AstraZeneca rejects Pfizer’s final offer

AstraZeneca has rejected the latest, and apparently last takeover bid by Pfizer, saying the $69.3 billion ($118 billion) offer is ‘inadequate’.

The snub came after a weekend of activity for both companies: Pfizer produced a new bid on Friday afternoon of £53.50 per share, and raised the cash component to 40%, but this was rapidly rejected. The bid was raised once more on Sunday to £55 per share, with the cash offer upped to 45%, but this too was dismissed.

After all its efforts, Pfizer has apparently fallen just short of securing a deal: AstraZeneca says it demanded a bid at least 10% higher than the Friday bid, but Pfizer’s final bid on Sunday was only 2.8 per cent higher.

In its statement on Sunday evening, Pfizer said it could not abandon a ‘disciplined’ approach to the price it would pay for the company.

AstraZeneca then confirmed its rejection early this morning, saying the deal was not in the interests of its shareholders.

This leaves Pfizer with few immediate options if it wants to pursue the bid. If Pfizer does walk away for good, as many believe it will, the episode will be a humiliating defeat for the firm, and a moral victory for AstraZeneca’s determination to stay independent.

If this is an end to the saga, many in the UK life sciences sector will be very pleased by the result, as many have felt Pfizer’s bid was driven by finance, and not science, and that its long-term plan would see investment in British-based R&D cut.

Nevertheless, the reaction of the markets was, not surprisingly, one of disappointment – shares in AstraZeneca have fallen 13% in early trading.

AZ’s shareholders have not yet spoken out publicly on the decision; one of the few remaining hopes for Pfizer is that a shareholder rebellion would force AstraZeneca to the negotiating table.

‘Driven by financial benefits’

Leif Johansson, Chairman of AstraZeneca said: “Pfizer’s approach throughout its pursuit of AstraZeneca appears to have been fundamentally driven by the corporate financial benefits to its shareholders of cost savings and tax minimisation.

“From our first meeting in January to our latest discussion yesterday, and in the numerous phone calls in between, Pfizer has failed to make a compelling strategic, business or value case. The Board is firm in its conviction as to the appropriate terms to recommend to shareholders.”

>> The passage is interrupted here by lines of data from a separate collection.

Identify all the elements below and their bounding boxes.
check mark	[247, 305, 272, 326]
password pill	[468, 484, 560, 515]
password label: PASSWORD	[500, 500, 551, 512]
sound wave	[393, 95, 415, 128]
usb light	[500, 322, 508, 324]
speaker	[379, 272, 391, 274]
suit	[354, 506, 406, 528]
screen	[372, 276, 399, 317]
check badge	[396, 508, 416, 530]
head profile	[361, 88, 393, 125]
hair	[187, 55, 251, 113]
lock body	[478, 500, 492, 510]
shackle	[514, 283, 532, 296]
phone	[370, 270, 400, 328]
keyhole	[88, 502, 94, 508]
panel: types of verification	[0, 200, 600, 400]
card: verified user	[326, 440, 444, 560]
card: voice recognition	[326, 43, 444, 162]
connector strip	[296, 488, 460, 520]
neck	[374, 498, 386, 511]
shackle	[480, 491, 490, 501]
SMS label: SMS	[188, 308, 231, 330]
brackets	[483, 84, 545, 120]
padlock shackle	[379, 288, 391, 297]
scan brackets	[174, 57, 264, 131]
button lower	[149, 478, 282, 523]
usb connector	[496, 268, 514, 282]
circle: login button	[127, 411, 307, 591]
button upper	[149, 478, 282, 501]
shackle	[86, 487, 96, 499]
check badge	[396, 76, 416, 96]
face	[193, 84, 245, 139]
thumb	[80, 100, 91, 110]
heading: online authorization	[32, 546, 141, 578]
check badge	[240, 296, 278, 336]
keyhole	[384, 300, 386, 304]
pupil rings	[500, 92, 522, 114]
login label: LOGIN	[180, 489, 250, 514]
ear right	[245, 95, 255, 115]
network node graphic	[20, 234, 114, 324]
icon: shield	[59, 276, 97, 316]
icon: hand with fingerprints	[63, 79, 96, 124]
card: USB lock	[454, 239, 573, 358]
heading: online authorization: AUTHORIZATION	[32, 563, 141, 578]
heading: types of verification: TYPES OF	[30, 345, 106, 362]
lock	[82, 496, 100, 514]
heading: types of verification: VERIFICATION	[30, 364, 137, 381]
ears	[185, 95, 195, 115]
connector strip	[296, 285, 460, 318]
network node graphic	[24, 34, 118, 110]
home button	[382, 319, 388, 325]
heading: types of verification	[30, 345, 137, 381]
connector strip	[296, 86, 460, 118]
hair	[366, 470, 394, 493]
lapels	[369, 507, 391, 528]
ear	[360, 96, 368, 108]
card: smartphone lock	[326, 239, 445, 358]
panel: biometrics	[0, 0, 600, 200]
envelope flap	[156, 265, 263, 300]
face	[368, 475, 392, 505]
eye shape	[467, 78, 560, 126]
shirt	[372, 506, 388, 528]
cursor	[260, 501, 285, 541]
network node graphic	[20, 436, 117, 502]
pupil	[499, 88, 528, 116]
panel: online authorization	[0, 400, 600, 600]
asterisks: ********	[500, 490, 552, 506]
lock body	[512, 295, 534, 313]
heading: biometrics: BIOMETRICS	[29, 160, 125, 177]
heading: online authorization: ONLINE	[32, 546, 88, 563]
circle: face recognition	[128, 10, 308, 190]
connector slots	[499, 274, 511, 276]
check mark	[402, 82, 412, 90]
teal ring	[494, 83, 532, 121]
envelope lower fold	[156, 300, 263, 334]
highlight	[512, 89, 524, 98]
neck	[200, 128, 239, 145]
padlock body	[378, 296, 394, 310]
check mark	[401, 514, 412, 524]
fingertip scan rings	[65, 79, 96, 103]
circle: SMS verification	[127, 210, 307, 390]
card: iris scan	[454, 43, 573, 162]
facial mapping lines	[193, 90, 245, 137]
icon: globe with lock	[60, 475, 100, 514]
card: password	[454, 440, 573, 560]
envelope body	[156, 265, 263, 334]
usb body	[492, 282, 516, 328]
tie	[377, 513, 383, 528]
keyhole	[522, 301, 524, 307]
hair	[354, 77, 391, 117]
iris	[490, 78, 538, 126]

Johansson said AstraZeneca has created a culture of innovation, with science at the heart of its operations. The company has made ambitious forecasts that it would double its revenues by 2023 to around $45 billion, arguing that shareholders would do better with it as an independent company.

Also significant has been the almost universal opposition among the life sciences community in the UK and Sweden to Pfizer’s bid – many pointed to the US company’s long track record in megamergers which have all been followed by swingeing R&D cuts.

“We have rejected Pfizer’s Final Proposal because it is inadequate and would present significant risks for shareholders, while also having serious consequences for the Company, our employees and the life-sciences sector in the UK, Sweden and the US,” added Johansson.

AstraZeneca also raised objections to the other aspects of the proposals, including Pfizer redomiciling in the UK, and a planned splitting up of the merged company into separate businesses.

Is this the end?

In political terms, Pfizer deciding to end its pursuit would be good news for UK Prime Minister David Cameron. The Prime Minister had initially been accused of ‘cheerleading’ for Pfizer’s takeover, only to find the mood of the public and life sciences sector against it.  Subsequent government attempts to secure longer term assurances about UK investment beyond five years were rejected by Pfizer.

A decision by Pfizer to accept defeat means Mr Cameron and his coalition government would not have to make difficult decisions about whether or not to intervene in any proposed merger.

Pfizer has insisted that this offer was its last, and that it won’t make a hostile takeover bid. UK takeover rules means that Pfizer cannot now raise its bid before the 26 May deadline. The company could however make another bid six months after this date.

There are also numerous caveats that Pfizer has employed in its statements, as well as further opportunities within the UK Takeover Code. These could help keep the bid alive, and Pfizer is yet to formally declare an end to its interest in AstraZeneca.